Definition
A decision-making approach in which several relevant factors are evaluated together, with greater importance given to the factors that matter most for the situation at hand. In emergency airport selection, weighted consideration means the pilot does not pick a field on a single criterion such as nearest distance, but balances factors like runway length, surface condition, weather, terrain, fuel remaining, and the nature of the emergency, giving the heaviest weight to whichever factors are most critical at that moment.
Plain English
Looking at all the things that matter, but giving more importance to the ones that matter most right now.
Context Anchor
Seen when comparing possible emergency airports or landing areas and deciding which option is safest under the conditions.
Derivation
From 'weight,' meaning the relative importance assigned to something, and 'consideration,' meaning careful thought before deciding.
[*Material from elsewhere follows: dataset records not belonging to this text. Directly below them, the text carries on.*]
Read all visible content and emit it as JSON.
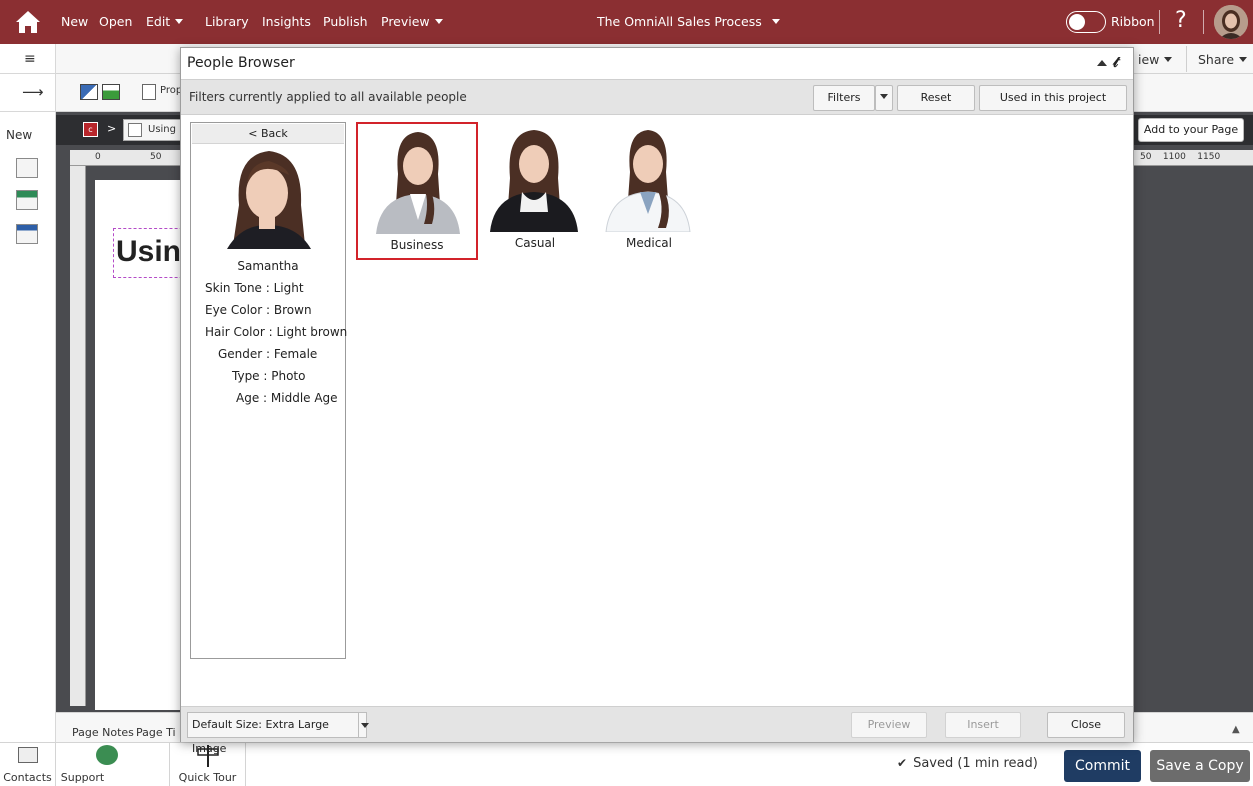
{
  "menu": {
    "new": "New",
    "open": "Open",
    "edit": "Edit",
    "library": "Library",
    "insights": "Insights",
    "publish": "Publish",
    "preview": "Preview",
    "project_title": "The OmniAll Sales Process",
    "ribbon": "Ribbon",
    "help": "?"
  },
  "app": {
    "view_menu": "iew",
    "share_menu": "Share",
    "new_label": "New",
    "toolbar_prop": "Prop",
    "breadcrumb_page": "Using",
    "add_to_page": "Add to your Page",
    "canvas_heading": "Usin",
    "ruler_top_left": [
      "0",
      "50"
    ],
    "ruler_top_right": [
      "50",
      "1100",
      "1150"
    ],
    "page_notes": "Page Notes",
    "page_tab2": "Page Ti"
  },
  "dialog": {
    "title": "People Browser",
    "filter_text": "Filters currently applied to all available people",
    "filters_button": "Filters",
    "reset_button": "Reset",
    "used_button": "Used in this project",
    "back_button": "< Back",
    "person": {
      "name": "Samantha",
      "attributes": [
        {
          "label": "Skin Tone",
          "value": "Light"
        },
        {
          "label": "Eye Color",
          "value": "Brown"
        },
        {
          "label": "Hair Color",
          "value": "Light brown"
        },
        {
          "label": "Gender",
          "value": "Female"
        },
        {
          "label": "Type",
          "value": "Photo"
        },
        {
          "label": "Age",
          "value": "Middle Age"
        }
      ]
    },
    "thumbnails": [
      {
        "label": "Business",
        "selected": true
      },
      {
        "label": "Casual",
        "selected": false
      },
      {
        "label": "Medical",
        "selected": false
      }
    ],
    "default_size": "Default Size: Extra Large Image",
    "preview_button": "Preview",
    "insert_button": "Insert",
    "close_button": "Close"
  },
  "bottom": {
    "contacts": "Contacts",
    "support": "Support",
    "quick_tour": "Quick Tour",
    "saved": "Saved (1 min read)",
    "commit": "Commit",
    "save_copy": "Save a Copy"
  },
  "colors": {
    "topbar": "#8b2f32",
    "commit": "#1f3c63",
    "selection": "#d2232a"
  }
}
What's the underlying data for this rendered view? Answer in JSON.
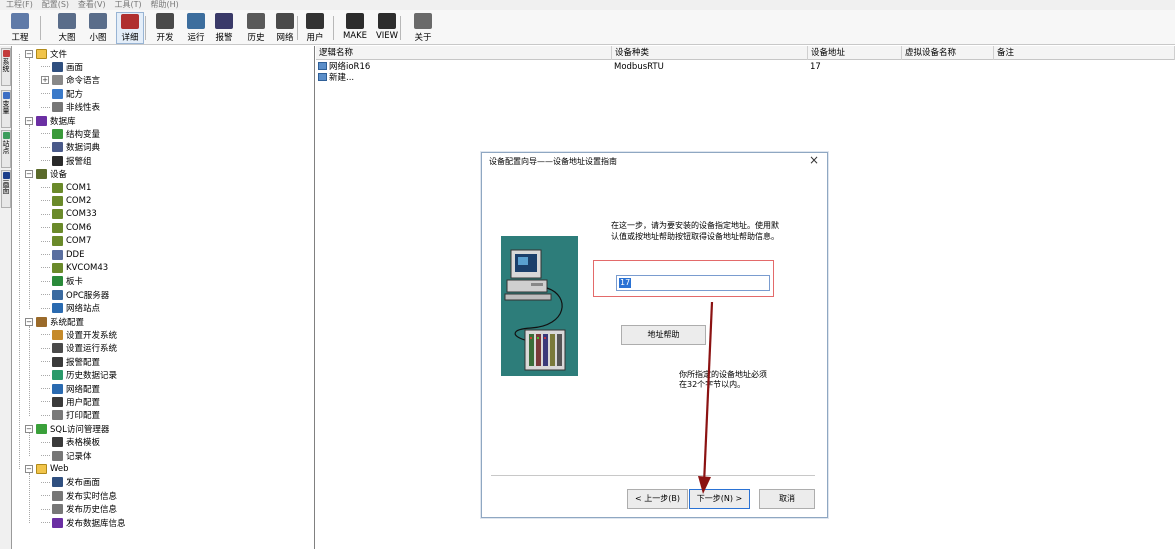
{
  "menubar": {
    "items": [
      "工程(F)",
      "配置(S)",
      "查看(V)",
      "工具(T)",
      "帮助(H)"
    ]
  },
  "toolbar": {
    "buttons": [
      {
        "label": "工程",
        "icon": "project-icon"
      },
      {
        "label": "大图",
        "icon": "large-icons-icon"
      },
      {
        "label": "小图",
        "icon": "small-icons-icon"
      },
      {
        "label": "详细",
        "icon": "details-icon"
      },
      {
        "label": "开发",
        "icon": "develop-icon"
      },
      {
        "label": "运行",
        "icon": "run-icon"
      },
      {
        "label": "报警",
        "icon": "alarm-icon"
      },
      {
        "label": "历史",
        "icon": "history-icon"
      },
      {
        "label": "网络",
        "icon": "network-icon"
      },
      {
        "label": "用户",
        "icon": "user-icon"
      },
      {
        "label": "MAKE",
        "icon": "make-icon"
      },
      {
        "label": "VIEW",
        "icon": "view-icon"
      },
      {
        "label": "关于",
        "icon": "about-icon"
      }
    ]
  },
  "vtabs": [
    "系统",
    "变量",
    "站点",
    "画面"
  ],
  "tree": [
    {
      "label": "文件",
      "icon": "folder-icon",
      "level": 0,
      "exp": "minus"
    },
    {
      "label": "画面",
      "icon": "screen-icon",
      "level": 1
    },
    {
      "label": "命令语言",
      "icon": "command-icon",
      "level": 1,
      "exp": "plus"
    },
    {
      "label": "配方",
      "icon": "recipe-icon",
      "level": 1
    },
    {
      "label": "非线性表",
      "icon": "table-icon",
      "level": 1
    },
    {
      "label": "数据库",
      "icon": "database-icon",
      "level": 0,
      "exp": "minus"
    },
    {
      "label": "结构变量",
      "icon": "struct-var-icon",
      "level": 1
    },
    {
      "label": "数据词典",
      "icon": "dictionary-icon",
      "level": 1
    },
    {
      "label": "报警组",
      "icon": "alarm-group-icon",
      "level": 1
    },
    {
      "label": "设备",
      "icon": "device-icon",
      "level": 0,
      "exp": "minus"
    },
    {
      "label": "COM1",
      "icon": "com-port-icon",
      "level": 1
    },
    {
      "label": "COM2",
      "icon": "com-port-icon",
      "level": 1
    },
    {
      "label": "COM33",
      "icon": "com-port-icon",
      "level": 1
    },
    {
      "label": "COM6",
      "icon": "com-port-icon",
      "level": 1
    },
    {
      "label": "COM7",
      "icon": "com-port-icon",
      "level": 1
    },
    {
      "label": "DDE",
      "icon": "dde-icon",
      "level": 1
    },
    {
      "label": "KVCOM43",
      "icon": "com-port-icon",
      "level": 1
    },
    {
      "label": "板卡",
      "icon": "board-card-icon",
      "level": 1
    },
    {
      "label": "OPC服务器",
      "icon": "opc-server-icon",
      "level": 1
    },
    {
      "label": "网络站点",
      "icon": "network-site-icon",
      "level": 1
    },
    {
      "label": "系统配置",
      "icon": "system-config-icon",
      "level": 0,
      "exp": "minus"
    },
    {
      "label": "设置开发系统",
      "icon": "dev-settings-icon",
      "level": 1
    },
    {
      "label": "设置运行系统",
      "icon": "run-settings-icon",
      "level": 1
    },
    {
      "label": "报警配置",
      "icon": "alarm-config-icon",
      "level": 1
    },
    {
      "label": "历史数据记录",
      "icon": "history-record-icon",
      "level": 1
    },
    {
      "label": "网络配置",
      "icon": "network-config-icon",
      "level": 1
    },
    {
      "label": "用户配置",
      "icon": "user-config-icon",
      "level": 1
    },
    {
      "label": "打印配置",
      "icon": "print-config-icon",
      "level": 1
    },
    {
      "label": "SQL访问管理器",
      "icon": "sql-manager-icon",
      "level": 0,
      "exp": "minus"
    },
    {
      "label": "表格模板",
      "icon": "table-template-icon",
      "level": 1
    },
    {
      "label": "记录体",
      "icon": "record-icon",
      "level": 1
    },
    {
      "label": "Web",
      "icon": "folder-icon",
      "level": 0,
      "exp": "minus"
    },
    {
      "label": "发布画面",
      "icon": "publish-screen-icon",
      "level": 1
    },
    {
      "label": "发布实时信息",
      "icon": "publish-realtime-icon",
      "level": 1
    },
    {
      "label": "发布历史信息",
      "icon": "publish-history-icon",
      "level": 1
    },
    {
      "label": "发布数据库信息",
      "icon": "publish-db-icon",
      "level": 1
    }
  ],
  "grid": {
    "columns": [
      "逻辑名称",
      "设备种类",
      "设备地址",
      "虚拟设备名称",
      "备注"
    ],
    "rows": [
      [
        "网络ioR16",
        "ModbusRTU",
        "17",
        "",
        ""
      ],
      [
        "新建...",
        "",
        "",
        "",
        ""
      ]
    ]
  },
  "dialog": {
    "title": "设备配置向导——设备地址设置指南",
    "close": "×",
    "instruction_line1": "在这一步，请为要安装的设备指定地址。使用默",
    "instruction_line2": "认值或按地址帮助按钮取得设备地址帮助信息。",
    "address_value": "17",
    "help_button": "地址帮助",
    "info_line1": "你所指定的设备地址必须",
    "info_line2": "在32个字节以内。",
    "back_button": "< 上一步(B)",
    "next_button": "下一步(N) >",
    "cancel_button": "取消"
  },
  "colors": {
    "selection": "#2a72d4",
    "highlight_border": "#e36a6a",
    "arrow": "#8b1212",
    "wizard_bg": "#2d7d7a"
  }
}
Together they describe a process where each factor carries a different amount of pull on the final decision.
Why Pilots Care
It helps the pilot focus on the factors that most directly affect survival and aircraft control in a time-critical situation.
Intuition Check
Do not read this as simply “something to think about.” A weighted consideration is something that counts more, or less, than other factors when making the decision.
Example Sentence 1
After losing oil pressure, the pilot gave weighted consideration to runway length, wind, and proximity before choosing the diversion airport.
Example Sentence 2
Terrain clearance received weighted consideration when the pilot compared two otherwise suitable emergency airports.